With the UK back in lockdown, we’re opening our 'Lunchtime Cinema' series with ‘Drifting’, a short SUP watch from freelance adventure filmmaker Rachel Sarah and outdoor enthusiast Abbey James. Filmed in summer 2020, the film has a real sense of time and place - days spent baking, shots of keep-cups locked up in cupboards, and a marked change in our relationship with our local nature. The film captures a mixed bag of feelings that so many will be able to relate with; from feeling lost and isolated away from our friends to finding solace in the greens and blues of our parks and canals.
“I hope it captures that feeling of helplessness a lot of people have been feeling, though with a slightly positive edge,” filmmaker Rachel Sarah tells me over Zoom from Leeds. “That peacefulness, as well, of actually just being out on your own - and that being out on your own isn’t actually always the worst thing in the world.
That peacefulness, as well, of actually just being out on your own - and that being out on your own isn’t actually always the worst thing in the world.
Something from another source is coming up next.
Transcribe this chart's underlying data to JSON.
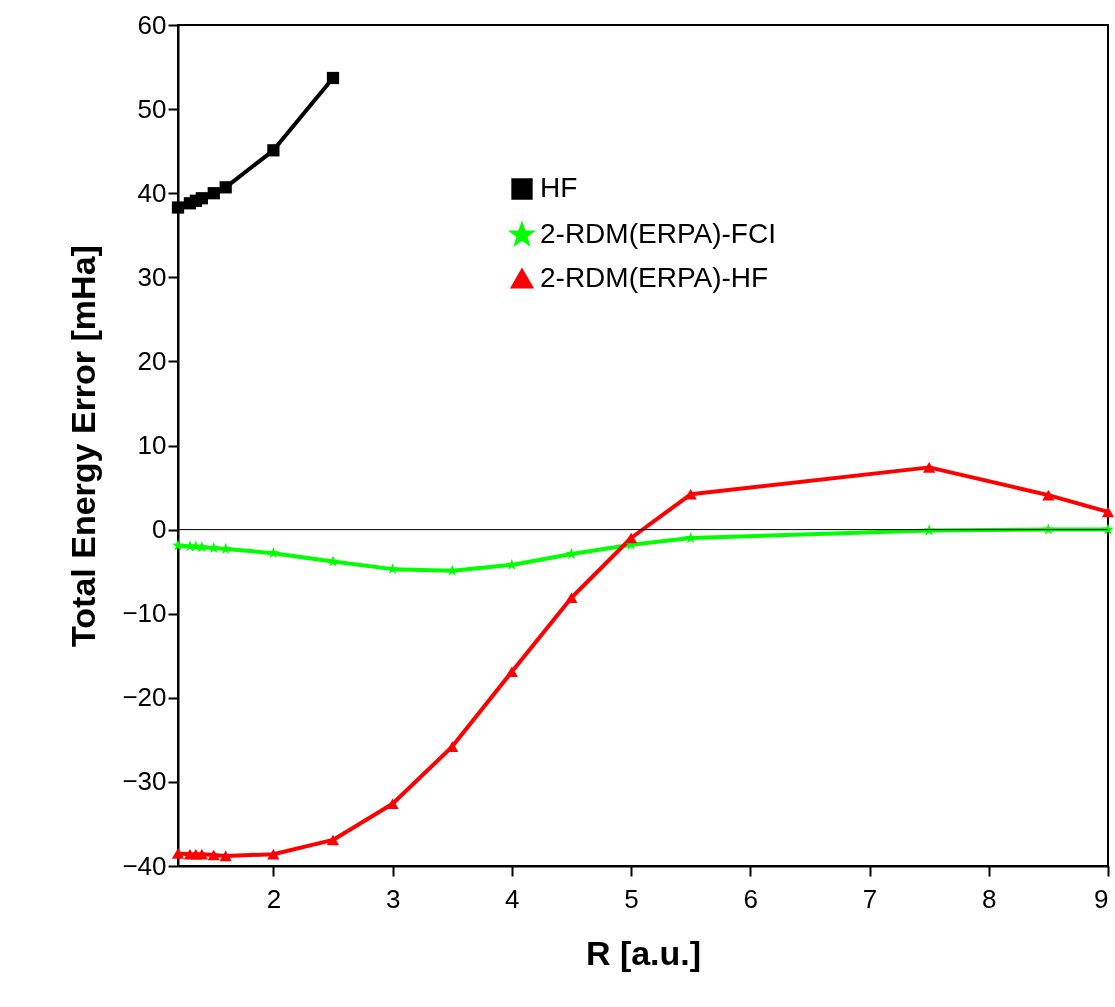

“I struggle with my mental health, like a lot of people do, and I am a really outdoorsy person - it's literally my job! - but that doesn't mean that I find it really easy to go outdoors. I actually find it really hard, and I can start to convince myself that going outdoors doesn't help. Having a project really does help me.
“It's almost a weird stigma to say that: 'I actually find it hard to go outside'. It makes you feel like less of an outdoorsy person, but I think that a lot of us are in the same boat, and in lockdown, it's hard. If you're feeling crap and you've got bad mental health, it doesn't real matter what's on your doorstep.”
Bee also admits that it can be a battle to get herself outside at times, but says that once she gets outdoors, she can almost immediately feel the benefits.
“I find myself in a cycle that starts with feeling down, and not wanting to go outside, finding fault with my abilities to run or paddle,” Bee says. “But when I get outside, even with a short walk across the road to the park, I try to focus on the bird song, and the wind in the trees, and it lifts my spirits. As momentum builds, I find I want to follow the birds to further afield and higher ground. Paddling and trail running gets me there. And it doesn't matter if I'm any good at it.
It all starts with listening to the sounds around me.
“It all starts with listening to the sounds around me. Even in the tightest restrictions I take some time to sit on my back steps and listen to the woodland activity behind my house.”
For both Rachel and Bee, the filming process was something new. ‘Drifting’ was Rachel’s first collaborative film project, and has spurred many since. For Bee, it was a new creative medium altogether, and due to household restrictions, she even ended up borrowing Rachel’s camera for a week and filming the indoor sequences herself, with the help of her partner Rory Southworth.
“Sometimes I'm bursting to make something creative,” says Bee, “and collaborating with Rachel on Drifting was an opportunity to do that.”